In pre-K, Common Core fingerprints found on snack and a story

Using skills developed at his first job, Chancellor Dennis Walcott dropped to the floor at Manhattan’s Bank Street Head Start center today and read a version of Goldilocks and the Three Bears to a circle of 4-year-olds.

Just as he said he had as a pre-kindergarten teacher in the 1970s, Walcott changed his voice for the different characters and acted out parts of the story, keeping the children laughing and acting along. (Watch video of the reading.)

The read-aloud came during a break in painting, mashing play dough, building with blocks, and assembling magnetic tiles — activities that look like fun and games but actually reflect the city’s academic goals for pre-K students.

Those goals are set out in the city’s new curriculum standards, called the Common Core, which start in pre-K. Like all city students, children in the Department of Education’s pre-K classes are expected to complete Common Core-aligned “tasks” this year like the ones the DOE has suggested for units about trucks, plants, and the five senses.

Among the Common Core standards for pre-K: Students should engage in group reading activities such as the one Walcott led and practice addition and subtraction using everyday objects.

In a second-floor classroom today, a 4-year-old boy sat with a staff member, counting the grapes on his plate.
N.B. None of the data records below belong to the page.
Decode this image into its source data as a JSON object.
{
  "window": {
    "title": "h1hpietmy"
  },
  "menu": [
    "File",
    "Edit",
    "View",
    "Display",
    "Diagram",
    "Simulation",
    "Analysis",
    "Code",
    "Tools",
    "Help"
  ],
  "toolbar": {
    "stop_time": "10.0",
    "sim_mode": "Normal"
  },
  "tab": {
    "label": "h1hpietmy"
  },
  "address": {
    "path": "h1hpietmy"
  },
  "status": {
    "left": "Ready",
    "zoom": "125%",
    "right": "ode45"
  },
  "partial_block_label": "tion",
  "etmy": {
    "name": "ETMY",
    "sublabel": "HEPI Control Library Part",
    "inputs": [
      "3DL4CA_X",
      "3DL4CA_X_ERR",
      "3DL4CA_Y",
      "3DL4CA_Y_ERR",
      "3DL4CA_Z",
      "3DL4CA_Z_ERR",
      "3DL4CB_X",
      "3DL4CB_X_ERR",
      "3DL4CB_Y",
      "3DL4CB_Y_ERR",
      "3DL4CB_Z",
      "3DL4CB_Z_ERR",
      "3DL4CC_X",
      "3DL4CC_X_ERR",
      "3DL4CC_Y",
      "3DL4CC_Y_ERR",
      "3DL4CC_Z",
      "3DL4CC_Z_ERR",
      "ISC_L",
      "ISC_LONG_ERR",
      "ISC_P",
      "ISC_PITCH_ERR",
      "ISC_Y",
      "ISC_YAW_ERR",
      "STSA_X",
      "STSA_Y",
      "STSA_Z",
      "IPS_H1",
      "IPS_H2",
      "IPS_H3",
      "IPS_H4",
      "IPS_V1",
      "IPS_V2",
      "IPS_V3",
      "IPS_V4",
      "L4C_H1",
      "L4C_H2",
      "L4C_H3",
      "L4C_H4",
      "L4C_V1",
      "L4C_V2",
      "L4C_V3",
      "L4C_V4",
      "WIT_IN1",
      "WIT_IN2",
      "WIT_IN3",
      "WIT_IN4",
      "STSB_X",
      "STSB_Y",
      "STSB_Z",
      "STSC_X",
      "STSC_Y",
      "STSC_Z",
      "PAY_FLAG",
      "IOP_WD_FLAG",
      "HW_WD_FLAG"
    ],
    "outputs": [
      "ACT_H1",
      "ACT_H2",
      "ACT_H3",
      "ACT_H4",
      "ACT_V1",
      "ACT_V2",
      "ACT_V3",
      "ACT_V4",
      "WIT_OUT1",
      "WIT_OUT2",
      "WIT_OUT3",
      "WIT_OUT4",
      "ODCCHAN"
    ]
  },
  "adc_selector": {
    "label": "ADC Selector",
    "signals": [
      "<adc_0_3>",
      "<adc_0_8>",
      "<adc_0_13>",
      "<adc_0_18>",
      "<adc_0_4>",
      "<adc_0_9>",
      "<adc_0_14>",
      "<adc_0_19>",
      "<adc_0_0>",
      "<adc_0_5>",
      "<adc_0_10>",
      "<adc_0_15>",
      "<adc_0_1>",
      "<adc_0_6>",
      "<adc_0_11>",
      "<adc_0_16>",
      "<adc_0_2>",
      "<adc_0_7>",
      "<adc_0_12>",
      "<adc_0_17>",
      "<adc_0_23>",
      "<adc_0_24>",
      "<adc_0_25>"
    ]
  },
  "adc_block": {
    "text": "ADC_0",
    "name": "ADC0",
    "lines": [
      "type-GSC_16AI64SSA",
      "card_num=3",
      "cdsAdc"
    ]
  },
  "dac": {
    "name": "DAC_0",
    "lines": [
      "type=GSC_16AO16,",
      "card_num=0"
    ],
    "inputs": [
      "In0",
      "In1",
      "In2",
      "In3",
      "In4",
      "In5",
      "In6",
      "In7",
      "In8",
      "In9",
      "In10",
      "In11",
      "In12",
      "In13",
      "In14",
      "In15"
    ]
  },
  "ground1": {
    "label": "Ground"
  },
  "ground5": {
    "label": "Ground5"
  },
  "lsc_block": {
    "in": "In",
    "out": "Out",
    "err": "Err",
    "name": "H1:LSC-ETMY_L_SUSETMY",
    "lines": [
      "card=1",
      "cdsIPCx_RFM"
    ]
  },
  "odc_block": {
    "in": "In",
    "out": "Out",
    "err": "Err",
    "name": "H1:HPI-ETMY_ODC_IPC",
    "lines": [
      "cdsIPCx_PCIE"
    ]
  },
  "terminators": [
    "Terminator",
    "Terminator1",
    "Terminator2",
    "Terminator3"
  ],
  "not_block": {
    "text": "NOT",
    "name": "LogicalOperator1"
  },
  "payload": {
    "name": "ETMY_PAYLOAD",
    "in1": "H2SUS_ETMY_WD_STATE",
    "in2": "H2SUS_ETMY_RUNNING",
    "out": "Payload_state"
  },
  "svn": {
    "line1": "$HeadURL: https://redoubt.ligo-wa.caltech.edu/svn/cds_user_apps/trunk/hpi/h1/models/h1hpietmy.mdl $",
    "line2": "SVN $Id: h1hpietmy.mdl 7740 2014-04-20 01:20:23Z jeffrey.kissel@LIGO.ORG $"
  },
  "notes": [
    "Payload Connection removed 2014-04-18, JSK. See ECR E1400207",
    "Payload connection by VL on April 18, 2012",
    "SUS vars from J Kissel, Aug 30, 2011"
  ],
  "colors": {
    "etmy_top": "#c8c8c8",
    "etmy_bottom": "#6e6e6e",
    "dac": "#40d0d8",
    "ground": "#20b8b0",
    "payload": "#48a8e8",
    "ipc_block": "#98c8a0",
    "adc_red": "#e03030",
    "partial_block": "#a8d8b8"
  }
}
After deciding he had nine grapes already, he swooped in with a spoon to take “just one more” from the serving bowl. But he picked up two, prompting his teacher to say, “Is that one grape?”

“No! It’s two!” he answered.

In June, 18 pre-K directors were among the hundreds of school leaders who attended a presentation by David Coleman, the standards’ architect, that Walcott said elicited “off-the-chart” excitement. Pre-K staff have already started in on four trainings on the Common Core, and instructional coaches assigned to each center by the DOE are helping teachers figure out how to incorporate the new standards, according to Sophia Pappas, executive director of the DOE’s Office of Early Childhood Education, who joined Walcott for the visit.

Pre-K’s play-based instruction is an ideal showcase for the critical-thinking and problem-solving skills that the Common Core emphasizes, Pappas said. A recent study concluded that city kindergarteners spend an average of just 30 minutes a day on creative play.

Pappas said the Common Core could offer a roadmap for incorporating collaborative play beyond pre-K because early childhood and kindergarten teachers will for the first time be using the same language to talk about curriculum.

Chancellor Walcott and a Bank Street Head Start student and teacher practice counting using small plastic bears.

Three-year-olds at Bank Street, one of two centers associated with the Bankstreet College of Education, attend federally funded Head Start classes. Four-year-olds have full-day pre-kindergarten classes funded by Head Start and the state’s perennially underused universal pre-K budget line. That means the center must reapply for funding to the U.S. Department of Education, which announced last week that it would require all Head Start programs to prove they prepare children for kindergarten. The city is in the midst of a similar reauthorization process for early childhood centers that the Administration for Children’s Services runs to reapply for funding as part of an initiative called Early Learn.